Which was why Bridget was ruining it all by making it into a pyramid. Dirk sat down beside her and picked up an Almond Joy from the stack. He took a bite. “Sorry.”

“What happened to you?” Bridget asked. “Your eyes are all red.”

He shrugged like he didn’t know the cause. “Where’s Dad?”

“Out,” Bridget said. “Mom went to bed.”

Dirk nodded, wondering if his father had personally gone to Rutland to oversee the search for Ryker.

“Do dragons eat candy?” Bridget asked. “I could give them mine.”

“You know they only eat meat—and naughty little girls.”

“Don’t the baby ones eat candy?” Bridget was used to Dirk’s threat about feeding pesky sisters to dragons, she didn’t even react to it.

“Do you have any meat-flavored candy?” he asked.

Bridget stopped ripping the wrappers off her candy stash. “Can you take me to see Vesta and Jupiter?”
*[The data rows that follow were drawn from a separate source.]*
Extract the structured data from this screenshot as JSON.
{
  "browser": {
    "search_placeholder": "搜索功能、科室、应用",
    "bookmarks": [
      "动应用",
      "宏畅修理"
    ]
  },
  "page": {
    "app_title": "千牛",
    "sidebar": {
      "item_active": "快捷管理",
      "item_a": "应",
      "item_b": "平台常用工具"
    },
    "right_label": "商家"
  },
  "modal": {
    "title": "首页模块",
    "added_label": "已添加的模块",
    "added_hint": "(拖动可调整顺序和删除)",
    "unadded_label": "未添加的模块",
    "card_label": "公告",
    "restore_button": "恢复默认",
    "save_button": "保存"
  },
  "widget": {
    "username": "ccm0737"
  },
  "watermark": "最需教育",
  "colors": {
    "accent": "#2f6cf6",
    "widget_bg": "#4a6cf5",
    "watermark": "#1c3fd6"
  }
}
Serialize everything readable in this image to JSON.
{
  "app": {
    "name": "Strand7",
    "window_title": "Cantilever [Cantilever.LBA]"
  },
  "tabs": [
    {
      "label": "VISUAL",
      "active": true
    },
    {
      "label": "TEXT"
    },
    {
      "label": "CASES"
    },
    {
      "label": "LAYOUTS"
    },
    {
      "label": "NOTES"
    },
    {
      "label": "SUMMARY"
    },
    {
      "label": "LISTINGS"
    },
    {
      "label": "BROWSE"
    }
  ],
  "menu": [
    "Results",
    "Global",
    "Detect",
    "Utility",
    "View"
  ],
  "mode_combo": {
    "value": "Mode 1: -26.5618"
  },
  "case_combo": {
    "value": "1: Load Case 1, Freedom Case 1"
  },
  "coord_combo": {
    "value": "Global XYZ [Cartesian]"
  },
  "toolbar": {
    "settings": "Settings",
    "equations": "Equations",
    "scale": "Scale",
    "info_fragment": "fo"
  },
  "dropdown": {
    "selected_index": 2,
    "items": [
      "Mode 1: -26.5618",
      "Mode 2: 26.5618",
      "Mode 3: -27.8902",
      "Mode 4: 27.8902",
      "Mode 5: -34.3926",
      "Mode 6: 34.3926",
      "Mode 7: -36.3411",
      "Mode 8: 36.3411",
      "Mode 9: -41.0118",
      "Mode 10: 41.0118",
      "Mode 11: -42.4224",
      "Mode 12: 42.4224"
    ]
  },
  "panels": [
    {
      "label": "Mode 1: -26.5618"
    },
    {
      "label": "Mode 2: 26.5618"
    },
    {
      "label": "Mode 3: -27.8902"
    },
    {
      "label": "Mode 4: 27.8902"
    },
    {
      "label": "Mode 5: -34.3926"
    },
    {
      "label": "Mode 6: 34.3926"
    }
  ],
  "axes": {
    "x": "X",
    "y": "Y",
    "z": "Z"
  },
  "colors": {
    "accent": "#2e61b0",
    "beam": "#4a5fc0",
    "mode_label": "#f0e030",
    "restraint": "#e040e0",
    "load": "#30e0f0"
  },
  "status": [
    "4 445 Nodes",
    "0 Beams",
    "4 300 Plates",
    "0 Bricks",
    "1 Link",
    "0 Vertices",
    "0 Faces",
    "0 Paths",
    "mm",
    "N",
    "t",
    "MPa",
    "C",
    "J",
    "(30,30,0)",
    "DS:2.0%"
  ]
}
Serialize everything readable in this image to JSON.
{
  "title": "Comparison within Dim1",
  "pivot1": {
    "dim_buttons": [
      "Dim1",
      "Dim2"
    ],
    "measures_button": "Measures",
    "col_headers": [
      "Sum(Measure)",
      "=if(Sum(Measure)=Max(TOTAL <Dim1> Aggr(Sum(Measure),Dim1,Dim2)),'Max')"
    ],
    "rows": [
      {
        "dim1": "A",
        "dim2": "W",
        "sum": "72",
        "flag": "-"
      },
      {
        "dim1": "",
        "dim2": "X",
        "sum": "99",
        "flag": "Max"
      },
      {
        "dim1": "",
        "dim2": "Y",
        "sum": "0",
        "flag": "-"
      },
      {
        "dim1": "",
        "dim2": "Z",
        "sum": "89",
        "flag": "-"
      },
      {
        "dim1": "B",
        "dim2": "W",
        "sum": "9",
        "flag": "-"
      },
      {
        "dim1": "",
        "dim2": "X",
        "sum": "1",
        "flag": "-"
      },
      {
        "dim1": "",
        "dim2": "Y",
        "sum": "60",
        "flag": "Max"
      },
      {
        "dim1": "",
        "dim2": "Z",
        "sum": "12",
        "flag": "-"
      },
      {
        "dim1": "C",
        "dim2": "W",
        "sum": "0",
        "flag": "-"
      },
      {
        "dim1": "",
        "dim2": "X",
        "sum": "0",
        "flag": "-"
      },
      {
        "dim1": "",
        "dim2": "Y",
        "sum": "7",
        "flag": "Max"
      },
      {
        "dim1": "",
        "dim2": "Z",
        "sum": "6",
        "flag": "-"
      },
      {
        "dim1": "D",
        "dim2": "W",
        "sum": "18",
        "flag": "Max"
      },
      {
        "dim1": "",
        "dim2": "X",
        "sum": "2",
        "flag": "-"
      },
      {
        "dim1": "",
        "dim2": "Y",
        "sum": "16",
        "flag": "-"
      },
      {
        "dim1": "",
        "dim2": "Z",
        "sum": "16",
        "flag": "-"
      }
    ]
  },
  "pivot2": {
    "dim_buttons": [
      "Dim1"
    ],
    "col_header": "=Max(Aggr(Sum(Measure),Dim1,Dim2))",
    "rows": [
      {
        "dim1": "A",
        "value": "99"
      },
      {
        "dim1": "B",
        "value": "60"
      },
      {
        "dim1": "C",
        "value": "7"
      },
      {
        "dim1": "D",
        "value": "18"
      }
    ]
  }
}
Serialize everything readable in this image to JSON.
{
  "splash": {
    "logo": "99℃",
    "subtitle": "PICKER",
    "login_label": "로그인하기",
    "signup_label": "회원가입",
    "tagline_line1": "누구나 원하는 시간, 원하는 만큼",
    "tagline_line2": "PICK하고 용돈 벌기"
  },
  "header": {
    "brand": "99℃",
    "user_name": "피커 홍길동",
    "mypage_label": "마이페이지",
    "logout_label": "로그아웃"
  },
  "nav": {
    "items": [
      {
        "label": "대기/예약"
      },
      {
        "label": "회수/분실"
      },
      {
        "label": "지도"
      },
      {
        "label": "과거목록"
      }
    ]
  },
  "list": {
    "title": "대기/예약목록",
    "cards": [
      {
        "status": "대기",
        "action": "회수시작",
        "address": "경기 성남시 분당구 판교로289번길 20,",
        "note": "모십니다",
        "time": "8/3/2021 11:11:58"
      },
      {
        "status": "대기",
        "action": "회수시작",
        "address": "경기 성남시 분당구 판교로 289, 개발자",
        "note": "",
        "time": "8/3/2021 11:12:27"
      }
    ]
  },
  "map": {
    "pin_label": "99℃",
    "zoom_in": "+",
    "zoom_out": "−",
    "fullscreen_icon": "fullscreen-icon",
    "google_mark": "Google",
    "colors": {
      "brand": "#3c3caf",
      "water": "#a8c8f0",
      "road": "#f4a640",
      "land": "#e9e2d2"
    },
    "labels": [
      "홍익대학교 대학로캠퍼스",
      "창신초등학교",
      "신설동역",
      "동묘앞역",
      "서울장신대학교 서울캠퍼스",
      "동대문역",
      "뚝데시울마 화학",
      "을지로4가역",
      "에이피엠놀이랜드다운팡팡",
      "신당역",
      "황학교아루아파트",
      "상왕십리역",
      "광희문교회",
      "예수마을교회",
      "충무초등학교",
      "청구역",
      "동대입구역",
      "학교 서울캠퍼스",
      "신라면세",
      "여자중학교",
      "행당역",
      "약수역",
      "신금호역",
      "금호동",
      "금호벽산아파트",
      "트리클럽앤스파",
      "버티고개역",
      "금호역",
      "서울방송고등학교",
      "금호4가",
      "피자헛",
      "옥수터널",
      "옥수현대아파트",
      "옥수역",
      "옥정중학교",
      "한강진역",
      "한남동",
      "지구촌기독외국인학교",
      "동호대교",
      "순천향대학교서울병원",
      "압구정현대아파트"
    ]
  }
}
Dirk didn’t want to, but Bridget had already had enough disappointments for the night. She was only allowed near the dragon enclosure when either he or their father was with her. “Sure,” Dirk said. “Climb on my back and we’ll fly over.” He might as well spend time with Bridget. It was better than sitting around thinking about how the Slayers hated him now.

Fifteen minutes later, Dirk and Bridget had gone through the security checkpoints and walked into the nursery’s observation room. A firmly locked door stood next to the window. It opened for only a few sets of fingerprints. Dirk’s, his father’s, and the head vets. The door led to another locked door, which opened for the same people. A desk and computer sat near the door. The vets recorded data there, checked schedules, and probably played a lot of games.

Bridget took Dirk’s hand, refusing to walk across the room to the observation walls. Jupiter and Vesta both raised their heads—transforming their appearance from two boulders into dark scaly beasts with glowing yellow eyes. Vesta hissed at Dirk, and Jupiter flung back his wings menacingly.

Bridget scowled at this behavior. “I should have named them Grumpy Face and Mr. Mean.”

“Yeah, Dad would have gone for that.”

Dirk’s father had scoured myths and legends with Bridget for an entire year before these dragons hatched, looking for the right names. Kihawahine was named after the Hawaiian dragon goddess and Tamerlane was named after the medieval ruler who conquered Asia. “Names shouldn’t be given lightly,” his father had said. “I named my daughter, Bridget, after the Celtic goddess of fire, poetry, and wisdom. The name Dirk means ‘dagger,’ and that’s what he’ll be: a knife to cut away the evils of society. A knife that will slice through any who oppose us.”

A knife in the back, too.

“Make the dragons nice,” Bridget told Dirk. Jupiter screeched and leapt toward the glass in a flurry of stone brown wings, teeth, and claws. Vesta opened her wings in warning.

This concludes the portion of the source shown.